No desempenho dos seus deveres e em circunstâncias por vezes não isentas de dificuldades, o Tribunal de Contas tem vindo a alargar a sua intervenção, tanto no aspecto da legalidade, como no do exame da boa gestão financeira, numa correcta percepção do bem público, que os Governos nem sempre apreciam ou parecem compreender. Indispensável instituição do Estado de direito, importa pois consolidá-la como garante da transparência da Administração Pública, designadamente por uma mais activa prática de cooperação com a Assembleia da República, afinal instância de julgamento de responsabilidades políticas decorrentes dos seus relatórios de auditoria, ou bem assim pela valorização do visto prévio do Tribunal, meio imprescindível para acompanhamento fiscalizador de grandes projectos nacionais e posterior análise de eventuais violações da legalidade da contratação pública. Esta parece-me uma via indispensável para preservar a credibilidade de uma instituição fulcral para o estabelecimento de uma efectiva cultura de responsabilidade, a tão celebrada “accountability” da tradição anglo-saxónica, pilar reconhecido das democracias consolidadas e com elevado grau de desenvolvimento económico e social.

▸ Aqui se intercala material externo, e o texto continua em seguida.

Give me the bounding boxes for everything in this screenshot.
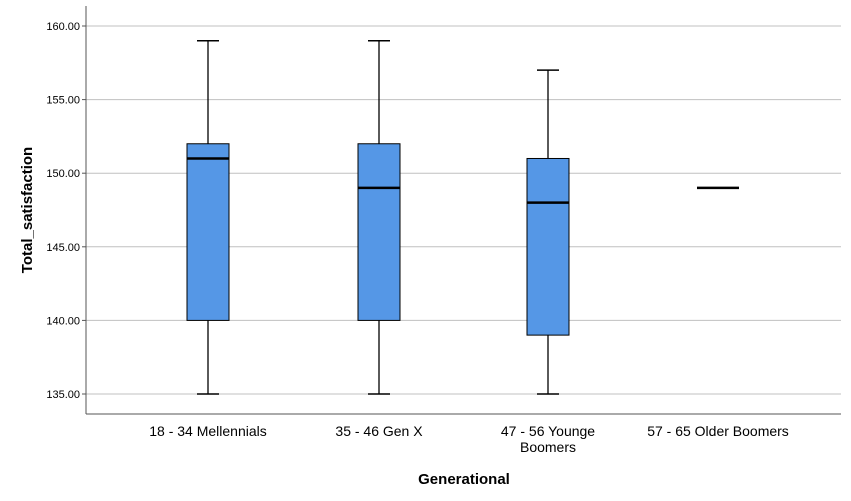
box — [186, 143, 230, 321]
y-tick-label: 160.00 — [46, 21, 80, 33]
y-tick-label: 140.00 — [46, 315, 80, 327]
y-axis-title: Total_satisfaction — [19, 147, 36, 273]
x-category-label: 35 - 46 Gen X — [335, 423, 423, 439]
x-category-label: 57 - 65 Older Boomers — [647, 423, 789, 439]
x-category-label: 18 - 34 Mellennials — [149, 423, 267, 439]
x-axis-title: Generational — [418, 471, 510, 488]
y-tick-label: 150.00 — [46, 168, 80, 180]
box — [357, 143, 401, 321]
x-category-label: Boomers — [520, 439, 576, 455]
y-tick-label: 155.00 — [46, 95, 80, 107]
y-tick-labels: 135.00 140.00 145.00 150.00 155.00 160.00 — [46, 21, 80, 401]
box — [526, 157, 570, 336]
y-tick-label: 145.00 — [46, 242, 80, 254]
box-group — [357, 39, 401, 395]
box-group — [526, 69, 570, 395]
x-category-label: 47 - 56 Younge — [501, 423, 595, 439]
axes — [82, 6, 841, 415]
y-tick-label: 135.00 — [46, 389, 80, 401]
boxes — [186, 39, 739, 395]
box-group — [186, 39, 230, 395]
x-category-labels: 18 - 34 Mellennials 35 - 46 Gen X 47 - 56 … — [149, 423, 789, 455]
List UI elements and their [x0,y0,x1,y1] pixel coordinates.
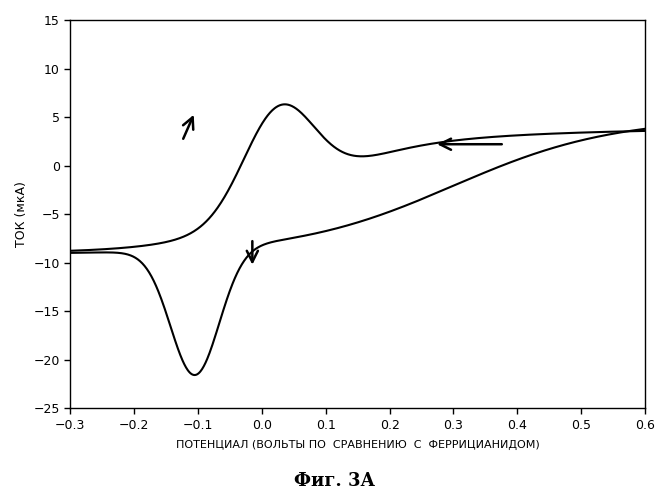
Text: Фиг. 3А: Фиг. 3А [295,472,375,490]
X-axis label: ПОТЕНЦИАЛ (ВОЛЬТЫ ПО  СРАВНЕНИЮ  С  ФЕРРИЦИАНИДОМ): ПОТЕНЦИАЛ (ВОЛЬТЫ ПО СРАВНЕНИЮ С ФЕРРИЦИ… [176,440,539,450]
Y-axis label: ТОК (мкА): ТОК (мкА) [15,181,28,247]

Para isso, é imperioso evitar que se alimente na opinião pública a imagem de impunidade quanto a erros culposos de gestão dos bens do Estado, sem excluir o sector público empresarial, tornando mais efectivas as suas funções jurisdicionais ou superando disfuncionamentos internos. Importará, assim, corrigir imprecisões legislativas que têm impedido uma melhor actuação em matéria de processos de efectivação de responsabilidades financeiras, quando aquela pertence à exclusiva iniciativa do Ministério Público. A este respeito, seria útil uma maior clareza na atribuição de competências quanto à realização de diligências instrutórias complementares, a fim de se evitar uma penalizadora ausência de resultados condenatórios, apesar das respectivas auditorias identificarem a existência de infracções.

As nomeações para cargos públicos – exceptuadas aquelas feridas logo à nascença pela sua evidente desadequação – encerram de certo modo uma aposta para o futuro. Ao acolher a proposta do Governo, designando o Dr. Guilherme Oliveira Martins, pesei bem o seu perfil perante o relevante papel que cabe ao Tribunal de Contas no quadro do funcionamento do Estado. Com efeito, todos, mesmo aqueles que avançaram reparos de oportunidade, reconheceram as suas qualidades humanas e profissionais; a sua carreira de serviço à coisa pública; a sua competência e experiência na área de economia e finanças para que de novo é agora chamado.

A República não é tão rica de personalidades para se fechar num formalismo porventura excessivo que subalternize exigentes critérios de merecimento, quando, em casos como este, nenhuma dúvida existe sobre os méritos técnicos e a honestidade pessoal dos seus cidadãos.

Num momento em que os portugueses, até por serem colocados perante difíceis sacrifícios, mais agudamente escrutinam os actos e decisões dos seus homens públicos e das suas instituições, as tarefas cometidas ao Tribunal de Contas, dentro das amplas competências que a Constituição lhe atribui, irão revelar-se da maior importância para fazer cumprir, aos vários níveis da Administração, a legalidade e a lisura das contas públicas. Para isso, a dedicação, a qualidade do trabalho e a isenção dos seus juízes e funcionários, justamente reconhecidas, são garantia da aplicação rigorosa e competente da lei.

Na Instituição a que Vossa Excelência agora passa a presidir, caber-lhe-á dar seguimento ao espírito de isenção que nela impera, bem como, num rumo de íntegra independência, alargar as relações funcionais com outras instâncias do Estado; propor e dar corpo a medidas que o Tribunal considere concorrerem para uma maior eficácia das suas competências ou que a evolução da sociedade nacional requerer; e, ao mesmo tempo, reforçar laços de cooperação cada vez mais necessários e vantajosos, com instituições homólogas externas, especialmente com o Tribunal de Contas Europeu.

Vai ser um trabalho de particulares exigências, pois será realizado sob a luz, porventura pouco habitual, de uma mais alargada atenção pública. Estou seguro, porém, que este é um desafio a que Vossa Excelência saberá dar a resposta que o prestígio da Instituição e os interesses do Estado reclamam.